Hommage à Michel Rabagliati et ses "Paul"

Paul à Québec, de Michel Rabagliati: le plus récent d'une série, finaliste au Prix du Grand public du Salon du livre de Montréal

Paul à Québec, de Michel Rabagliati: le plus récent d'une série, finaliste au Prix du Grand public du Salon du livre de Montréal

Oui, il y aurait des choses à dire, encore une fois, sur les difficultés de nos journaux, surtout à la lueur de la menace d’une fermeture, au moins momentanée, qui plane sur La Presse: hypothèse qui aurait relevé de la fiction pure il y a peu de temps, devenue presque plausible aujourd’hui. Et j’aurai sûrement – hélas –  l’occasion d’y revenir.

Mais en attendant, alors que vient de s’ouvrir le Salon du Livre de Montréal,  je vais me permettre de parler d’un auteur que j’aime beaucoup, et depuis longtemps: c’est Michel Rabagliati, dont le dernier ouvrage, Paul à Québec, est en nomination pour le Prix du Grand public du Salon. D’autant plus qu’il y a beaucoup de liens à faire entre la série des « Paul » et le domaine des communications. D’abord, parce que Rabagliati a gagné sa vie, au départ, comme graphiste et illustrateur, à la fois en publicité, et, côté éditorial, dans divers journaux et magazines à l’échelle de l’Amérique du Nord. Mais il n’y a pas que cela. J’y reviendrai.

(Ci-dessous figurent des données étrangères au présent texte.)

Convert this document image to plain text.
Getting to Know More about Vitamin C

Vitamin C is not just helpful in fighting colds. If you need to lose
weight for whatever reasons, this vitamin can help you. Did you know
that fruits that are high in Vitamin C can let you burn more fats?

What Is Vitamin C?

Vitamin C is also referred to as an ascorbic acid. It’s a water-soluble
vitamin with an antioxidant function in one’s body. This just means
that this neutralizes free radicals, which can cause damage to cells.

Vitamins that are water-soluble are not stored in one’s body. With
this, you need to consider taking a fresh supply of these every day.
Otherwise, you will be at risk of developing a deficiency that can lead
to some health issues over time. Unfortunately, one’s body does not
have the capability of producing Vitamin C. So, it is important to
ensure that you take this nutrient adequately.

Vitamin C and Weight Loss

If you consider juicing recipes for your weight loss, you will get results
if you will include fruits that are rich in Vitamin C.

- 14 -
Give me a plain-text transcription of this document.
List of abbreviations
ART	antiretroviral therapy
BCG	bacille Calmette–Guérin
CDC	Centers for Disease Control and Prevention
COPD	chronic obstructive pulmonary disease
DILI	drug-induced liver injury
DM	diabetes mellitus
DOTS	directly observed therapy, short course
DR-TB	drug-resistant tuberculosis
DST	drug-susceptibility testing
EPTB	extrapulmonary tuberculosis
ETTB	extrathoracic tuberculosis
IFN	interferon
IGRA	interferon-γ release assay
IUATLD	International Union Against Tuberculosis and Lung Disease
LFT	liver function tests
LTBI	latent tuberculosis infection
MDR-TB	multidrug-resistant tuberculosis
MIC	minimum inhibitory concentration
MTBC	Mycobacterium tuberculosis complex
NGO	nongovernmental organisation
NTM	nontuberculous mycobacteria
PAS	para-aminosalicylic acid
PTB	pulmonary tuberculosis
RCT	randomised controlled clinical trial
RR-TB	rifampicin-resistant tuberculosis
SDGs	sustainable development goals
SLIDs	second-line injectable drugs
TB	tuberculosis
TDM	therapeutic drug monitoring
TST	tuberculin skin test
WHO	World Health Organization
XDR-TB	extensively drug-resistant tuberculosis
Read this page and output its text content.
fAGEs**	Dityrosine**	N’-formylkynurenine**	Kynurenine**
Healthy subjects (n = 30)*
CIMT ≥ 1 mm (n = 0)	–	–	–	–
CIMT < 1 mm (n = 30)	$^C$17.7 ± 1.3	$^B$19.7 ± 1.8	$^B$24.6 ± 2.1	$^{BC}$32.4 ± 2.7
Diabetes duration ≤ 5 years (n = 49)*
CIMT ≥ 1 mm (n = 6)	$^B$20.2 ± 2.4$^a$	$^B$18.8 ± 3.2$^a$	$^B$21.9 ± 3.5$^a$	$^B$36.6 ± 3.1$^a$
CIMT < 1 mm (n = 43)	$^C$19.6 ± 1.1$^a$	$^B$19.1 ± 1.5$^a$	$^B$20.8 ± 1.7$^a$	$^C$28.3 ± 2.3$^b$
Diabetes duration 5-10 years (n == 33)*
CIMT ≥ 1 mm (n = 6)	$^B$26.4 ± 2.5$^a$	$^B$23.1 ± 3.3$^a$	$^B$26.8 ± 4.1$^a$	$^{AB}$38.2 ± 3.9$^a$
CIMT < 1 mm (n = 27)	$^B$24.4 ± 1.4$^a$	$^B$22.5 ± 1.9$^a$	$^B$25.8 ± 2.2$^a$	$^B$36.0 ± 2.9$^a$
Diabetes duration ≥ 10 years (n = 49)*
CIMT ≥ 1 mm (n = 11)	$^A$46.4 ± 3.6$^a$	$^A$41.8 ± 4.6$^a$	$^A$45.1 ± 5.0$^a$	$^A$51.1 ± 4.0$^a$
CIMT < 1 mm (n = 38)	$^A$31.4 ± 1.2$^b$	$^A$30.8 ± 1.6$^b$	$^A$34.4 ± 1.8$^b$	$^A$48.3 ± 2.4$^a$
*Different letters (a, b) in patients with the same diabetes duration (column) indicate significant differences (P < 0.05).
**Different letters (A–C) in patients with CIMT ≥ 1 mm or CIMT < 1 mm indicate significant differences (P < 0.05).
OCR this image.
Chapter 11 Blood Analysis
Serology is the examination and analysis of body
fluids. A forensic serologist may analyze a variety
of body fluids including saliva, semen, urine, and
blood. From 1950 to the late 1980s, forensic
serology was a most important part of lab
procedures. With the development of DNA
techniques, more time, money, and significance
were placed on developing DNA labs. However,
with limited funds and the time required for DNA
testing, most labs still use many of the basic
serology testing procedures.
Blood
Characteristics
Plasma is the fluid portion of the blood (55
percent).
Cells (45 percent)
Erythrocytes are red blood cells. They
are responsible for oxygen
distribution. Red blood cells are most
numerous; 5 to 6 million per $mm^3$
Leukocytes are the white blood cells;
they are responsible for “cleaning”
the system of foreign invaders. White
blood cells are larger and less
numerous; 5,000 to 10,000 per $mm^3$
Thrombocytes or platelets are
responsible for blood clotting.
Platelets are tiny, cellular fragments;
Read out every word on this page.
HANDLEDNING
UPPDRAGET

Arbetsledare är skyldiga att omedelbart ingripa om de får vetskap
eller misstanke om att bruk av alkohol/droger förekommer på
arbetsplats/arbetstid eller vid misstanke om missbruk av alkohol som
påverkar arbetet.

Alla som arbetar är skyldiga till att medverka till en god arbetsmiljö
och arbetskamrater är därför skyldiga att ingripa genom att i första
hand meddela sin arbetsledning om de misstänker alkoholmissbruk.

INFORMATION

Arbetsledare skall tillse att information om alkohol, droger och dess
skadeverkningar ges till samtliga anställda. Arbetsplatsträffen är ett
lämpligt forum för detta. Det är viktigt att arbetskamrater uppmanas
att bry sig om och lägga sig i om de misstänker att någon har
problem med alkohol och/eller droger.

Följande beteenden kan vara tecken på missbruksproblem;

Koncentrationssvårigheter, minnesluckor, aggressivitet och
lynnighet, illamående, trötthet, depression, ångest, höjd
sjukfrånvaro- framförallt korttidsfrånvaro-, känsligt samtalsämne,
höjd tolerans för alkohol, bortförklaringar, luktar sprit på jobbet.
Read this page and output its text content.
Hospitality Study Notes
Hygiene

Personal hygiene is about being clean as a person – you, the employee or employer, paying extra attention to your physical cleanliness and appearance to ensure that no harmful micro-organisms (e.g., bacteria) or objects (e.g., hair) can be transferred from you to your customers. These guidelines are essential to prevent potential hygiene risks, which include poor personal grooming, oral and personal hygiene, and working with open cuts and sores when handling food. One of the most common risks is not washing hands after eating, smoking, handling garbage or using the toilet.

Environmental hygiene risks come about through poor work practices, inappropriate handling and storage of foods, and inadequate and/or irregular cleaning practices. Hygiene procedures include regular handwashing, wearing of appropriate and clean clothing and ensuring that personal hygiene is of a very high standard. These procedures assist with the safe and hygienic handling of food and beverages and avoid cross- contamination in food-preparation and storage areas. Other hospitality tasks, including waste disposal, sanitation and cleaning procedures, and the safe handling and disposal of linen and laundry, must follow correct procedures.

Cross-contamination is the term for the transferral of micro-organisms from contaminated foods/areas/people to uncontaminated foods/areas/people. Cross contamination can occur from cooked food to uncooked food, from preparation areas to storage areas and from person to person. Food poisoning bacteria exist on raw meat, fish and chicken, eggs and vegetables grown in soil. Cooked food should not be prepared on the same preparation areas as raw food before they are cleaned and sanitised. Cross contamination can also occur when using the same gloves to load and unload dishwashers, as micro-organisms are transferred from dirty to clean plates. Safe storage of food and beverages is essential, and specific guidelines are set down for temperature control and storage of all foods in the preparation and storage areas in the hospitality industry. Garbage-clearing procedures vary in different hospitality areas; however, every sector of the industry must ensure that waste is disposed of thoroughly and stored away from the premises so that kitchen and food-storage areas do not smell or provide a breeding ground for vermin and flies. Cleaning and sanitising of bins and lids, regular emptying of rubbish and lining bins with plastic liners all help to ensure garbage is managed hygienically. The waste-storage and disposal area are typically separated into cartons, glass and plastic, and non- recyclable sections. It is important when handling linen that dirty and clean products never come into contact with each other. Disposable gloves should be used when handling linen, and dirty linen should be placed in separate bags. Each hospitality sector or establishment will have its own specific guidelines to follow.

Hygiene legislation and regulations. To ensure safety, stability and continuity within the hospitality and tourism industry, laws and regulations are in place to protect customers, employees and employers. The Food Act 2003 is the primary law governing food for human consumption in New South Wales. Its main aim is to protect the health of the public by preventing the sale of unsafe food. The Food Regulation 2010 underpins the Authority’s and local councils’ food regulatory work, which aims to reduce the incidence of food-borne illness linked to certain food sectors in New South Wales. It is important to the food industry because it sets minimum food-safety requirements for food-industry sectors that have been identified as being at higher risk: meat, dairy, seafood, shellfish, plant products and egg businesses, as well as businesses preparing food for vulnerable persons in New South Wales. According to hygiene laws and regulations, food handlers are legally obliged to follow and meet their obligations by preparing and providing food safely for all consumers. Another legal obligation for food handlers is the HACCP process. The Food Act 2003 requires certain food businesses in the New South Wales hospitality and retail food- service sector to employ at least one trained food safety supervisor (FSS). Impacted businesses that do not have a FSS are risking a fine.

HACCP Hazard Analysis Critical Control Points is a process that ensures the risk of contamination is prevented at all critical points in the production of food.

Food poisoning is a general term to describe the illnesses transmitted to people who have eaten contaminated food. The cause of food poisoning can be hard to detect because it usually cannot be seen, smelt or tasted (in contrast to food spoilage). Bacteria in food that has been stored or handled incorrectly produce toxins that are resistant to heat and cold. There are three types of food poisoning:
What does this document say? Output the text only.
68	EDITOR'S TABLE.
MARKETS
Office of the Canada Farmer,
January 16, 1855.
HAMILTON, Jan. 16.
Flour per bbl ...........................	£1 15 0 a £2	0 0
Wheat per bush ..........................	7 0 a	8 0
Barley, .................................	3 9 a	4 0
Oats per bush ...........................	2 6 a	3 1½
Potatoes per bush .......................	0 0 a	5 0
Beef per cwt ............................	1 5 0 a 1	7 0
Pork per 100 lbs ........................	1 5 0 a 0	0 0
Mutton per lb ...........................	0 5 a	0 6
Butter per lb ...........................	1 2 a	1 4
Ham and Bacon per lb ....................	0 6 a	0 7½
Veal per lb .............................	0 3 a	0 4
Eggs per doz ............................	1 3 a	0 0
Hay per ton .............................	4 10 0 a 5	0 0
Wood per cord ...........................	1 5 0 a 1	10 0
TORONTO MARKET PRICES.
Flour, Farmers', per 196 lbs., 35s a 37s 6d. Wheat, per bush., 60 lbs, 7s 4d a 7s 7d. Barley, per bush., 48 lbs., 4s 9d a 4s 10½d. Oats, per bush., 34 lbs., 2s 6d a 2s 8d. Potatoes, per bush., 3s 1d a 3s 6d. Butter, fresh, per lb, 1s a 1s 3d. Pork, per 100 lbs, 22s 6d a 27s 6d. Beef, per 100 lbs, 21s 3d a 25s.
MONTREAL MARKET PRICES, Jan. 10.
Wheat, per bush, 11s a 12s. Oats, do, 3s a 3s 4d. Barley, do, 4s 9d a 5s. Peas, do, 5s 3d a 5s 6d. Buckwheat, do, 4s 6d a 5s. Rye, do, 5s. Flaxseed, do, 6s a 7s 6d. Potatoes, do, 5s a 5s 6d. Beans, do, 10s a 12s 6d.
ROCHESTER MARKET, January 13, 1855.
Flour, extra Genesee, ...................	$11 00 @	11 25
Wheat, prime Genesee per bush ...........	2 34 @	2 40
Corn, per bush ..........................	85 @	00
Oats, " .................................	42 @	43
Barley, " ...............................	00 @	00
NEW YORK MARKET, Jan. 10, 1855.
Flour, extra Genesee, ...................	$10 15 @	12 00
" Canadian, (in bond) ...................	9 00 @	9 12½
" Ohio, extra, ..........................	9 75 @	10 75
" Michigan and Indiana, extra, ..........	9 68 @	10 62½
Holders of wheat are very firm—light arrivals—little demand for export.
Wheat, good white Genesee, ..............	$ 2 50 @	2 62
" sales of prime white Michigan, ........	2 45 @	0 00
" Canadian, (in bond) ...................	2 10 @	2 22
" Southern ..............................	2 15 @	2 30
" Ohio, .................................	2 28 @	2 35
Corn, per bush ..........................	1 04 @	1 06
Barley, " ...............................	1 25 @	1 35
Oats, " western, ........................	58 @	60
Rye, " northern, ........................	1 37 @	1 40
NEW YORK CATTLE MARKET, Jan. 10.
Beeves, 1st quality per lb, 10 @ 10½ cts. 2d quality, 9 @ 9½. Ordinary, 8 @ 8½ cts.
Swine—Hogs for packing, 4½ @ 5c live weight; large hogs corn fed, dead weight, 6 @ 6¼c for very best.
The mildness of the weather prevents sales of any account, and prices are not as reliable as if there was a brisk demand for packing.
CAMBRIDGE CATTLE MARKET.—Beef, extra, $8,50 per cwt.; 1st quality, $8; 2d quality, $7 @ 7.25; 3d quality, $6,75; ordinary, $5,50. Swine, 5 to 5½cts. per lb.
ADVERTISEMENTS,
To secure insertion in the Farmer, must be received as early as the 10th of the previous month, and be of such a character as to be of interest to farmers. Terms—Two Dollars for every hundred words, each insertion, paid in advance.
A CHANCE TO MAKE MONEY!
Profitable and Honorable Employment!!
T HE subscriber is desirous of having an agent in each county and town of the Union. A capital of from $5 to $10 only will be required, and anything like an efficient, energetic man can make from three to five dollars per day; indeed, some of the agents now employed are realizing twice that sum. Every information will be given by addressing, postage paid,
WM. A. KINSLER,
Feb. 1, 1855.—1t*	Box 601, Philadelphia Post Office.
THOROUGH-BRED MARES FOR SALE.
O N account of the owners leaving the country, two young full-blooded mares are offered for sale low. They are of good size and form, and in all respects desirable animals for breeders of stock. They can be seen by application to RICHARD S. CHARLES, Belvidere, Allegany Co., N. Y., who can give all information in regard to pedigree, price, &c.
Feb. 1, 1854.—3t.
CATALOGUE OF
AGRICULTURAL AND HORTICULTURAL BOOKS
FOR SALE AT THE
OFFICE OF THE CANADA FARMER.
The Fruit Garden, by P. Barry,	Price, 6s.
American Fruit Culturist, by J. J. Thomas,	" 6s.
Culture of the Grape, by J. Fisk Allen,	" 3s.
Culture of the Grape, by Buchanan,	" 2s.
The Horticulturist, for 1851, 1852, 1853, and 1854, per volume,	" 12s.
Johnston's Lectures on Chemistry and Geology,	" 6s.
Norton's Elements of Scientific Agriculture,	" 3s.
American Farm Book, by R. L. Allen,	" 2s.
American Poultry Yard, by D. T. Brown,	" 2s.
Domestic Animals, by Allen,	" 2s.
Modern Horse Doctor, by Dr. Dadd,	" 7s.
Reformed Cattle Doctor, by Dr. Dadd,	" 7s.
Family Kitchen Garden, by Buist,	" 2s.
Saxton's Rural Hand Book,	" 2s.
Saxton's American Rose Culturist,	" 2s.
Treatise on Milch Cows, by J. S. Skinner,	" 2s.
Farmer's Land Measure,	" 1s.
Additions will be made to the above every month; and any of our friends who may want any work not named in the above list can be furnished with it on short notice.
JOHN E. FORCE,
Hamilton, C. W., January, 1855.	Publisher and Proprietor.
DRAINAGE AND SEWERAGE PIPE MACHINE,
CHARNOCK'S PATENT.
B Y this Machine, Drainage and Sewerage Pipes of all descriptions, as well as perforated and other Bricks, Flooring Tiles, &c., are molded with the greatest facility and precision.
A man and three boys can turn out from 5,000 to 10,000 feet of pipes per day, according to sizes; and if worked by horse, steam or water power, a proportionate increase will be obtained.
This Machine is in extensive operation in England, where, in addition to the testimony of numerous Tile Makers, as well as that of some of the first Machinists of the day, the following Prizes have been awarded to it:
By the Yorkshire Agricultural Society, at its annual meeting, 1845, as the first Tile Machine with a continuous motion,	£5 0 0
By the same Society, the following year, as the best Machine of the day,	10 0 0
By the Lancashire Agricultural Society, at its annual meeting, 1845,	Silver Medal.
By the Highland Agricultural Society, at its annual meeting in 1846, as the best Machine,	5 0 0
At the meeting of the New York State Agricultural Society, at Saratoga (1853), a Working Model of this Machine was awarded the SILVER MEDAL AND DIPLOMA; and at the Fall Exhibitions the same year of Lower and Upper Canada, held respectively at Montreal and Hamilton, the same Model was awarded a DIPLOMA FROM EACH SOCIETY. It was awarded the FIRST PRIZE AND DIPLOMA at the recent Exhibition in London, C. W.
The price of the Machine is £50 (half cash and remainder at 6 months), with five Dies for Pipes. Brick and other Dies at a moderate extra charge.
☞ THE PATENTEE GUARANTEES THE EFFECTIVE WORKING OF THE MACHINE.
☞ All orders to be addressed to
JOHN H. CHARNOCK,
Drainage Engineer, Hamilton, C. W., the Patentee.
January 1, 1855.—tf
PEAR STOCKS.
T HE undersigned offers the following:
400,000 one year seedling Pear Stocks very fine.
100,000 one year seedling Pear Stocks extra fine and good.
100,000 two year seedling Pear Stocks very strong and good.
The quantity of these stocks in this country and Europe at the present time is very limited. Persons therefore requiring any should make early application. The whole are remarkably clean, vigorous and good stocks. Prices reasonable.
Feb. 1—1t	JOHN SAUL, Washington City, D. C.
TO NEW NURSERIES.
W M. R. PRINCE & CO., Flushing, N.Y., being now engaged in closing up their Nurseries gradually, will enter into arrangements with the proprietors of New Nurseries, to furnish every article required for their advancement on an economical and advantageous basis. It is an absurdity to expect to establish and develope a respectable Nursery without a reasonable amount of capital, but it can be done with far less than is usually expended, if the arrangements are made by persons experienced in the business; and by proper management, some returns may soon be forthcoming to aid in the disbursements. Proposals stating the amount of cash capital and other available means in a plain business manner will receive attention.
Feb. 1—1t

Brièvement, pour ceux qui ne connaîtraient pas l’oeuvre et l’auteur: le héros des bandes dessinées « Paul » est l’alter-ego de Rabagliati, qui partage avec nous sa vie quotidienne.  Je l’ai pour ma part découvert avec Paul a un travail d’été (2002), où celui-ci, drop-out du secondaire et apprenti dans une imprimerie, relate l’expérience marquante qu’a été pour lui son travail comme moniteur dans un camp d’été pour jeunes en difficulté. A suivi Paul en appartement (2004), où, étudiant, puis jeune graphiste, il quitte papa-maman et se met en ménage avec Lucie, rencontrée au collège. Puis, dans Paul à la pêche (2006), ses vacances estivales servent de prétexte pour raconter, notamment les essais de Paul et Lucie pour avoir un enfant.

Appel aux lecteurs: qui était "Jean-Louis" ?

Appel aux lecteurs: qui était "Jean-Louis" ?

Paul à Québec, paru au printemps dernier, apporte à Michel Rabagliati une sorte de consécration, avec sa plus importante couverture de presse jusqu’à maintenant, et une place parmi les finalistes au Prix du livre de la Ville de Montréal (décerné lundi dernier à Dany Laferrière), et, comme je le disais, pour le Prix du Grand public du Salon du livre de Montréal, qui sera remis lundi prochain. Pourtant, Paul à Québec tourne autour d’un sujet particulièrement ardu, à savoir la maladie, puis la mort, du père de Lucie. Et, au risque de ne pas rallier tout le monde, j’irai jusqu’à dire que ce n’est pas, selon moi, le meilleur de la série: il y a un peu moins de cette fluidité narrative, due à l’habile utilisation des « flashbacks », que l’on retrouve beaucoup dans les autres. On y utilise par contre aussi adroitement les autres procédés empruntés au cinéma (découpages, fondus, plans varié), qui donnent son charme à la série depuis le début. Le sujet même du livre y est sûrement pour quelque chose. Rabagliati disait, en entrevue, combien il lui avait été lourd de se replonger dans une période aussi tragique. Mais si je souligne cela, c’est davantage pour signaler à ceux qui, grâce à ce succès, viennent juste de découvrir les « Paul », que les autres sont au moins aussi bons…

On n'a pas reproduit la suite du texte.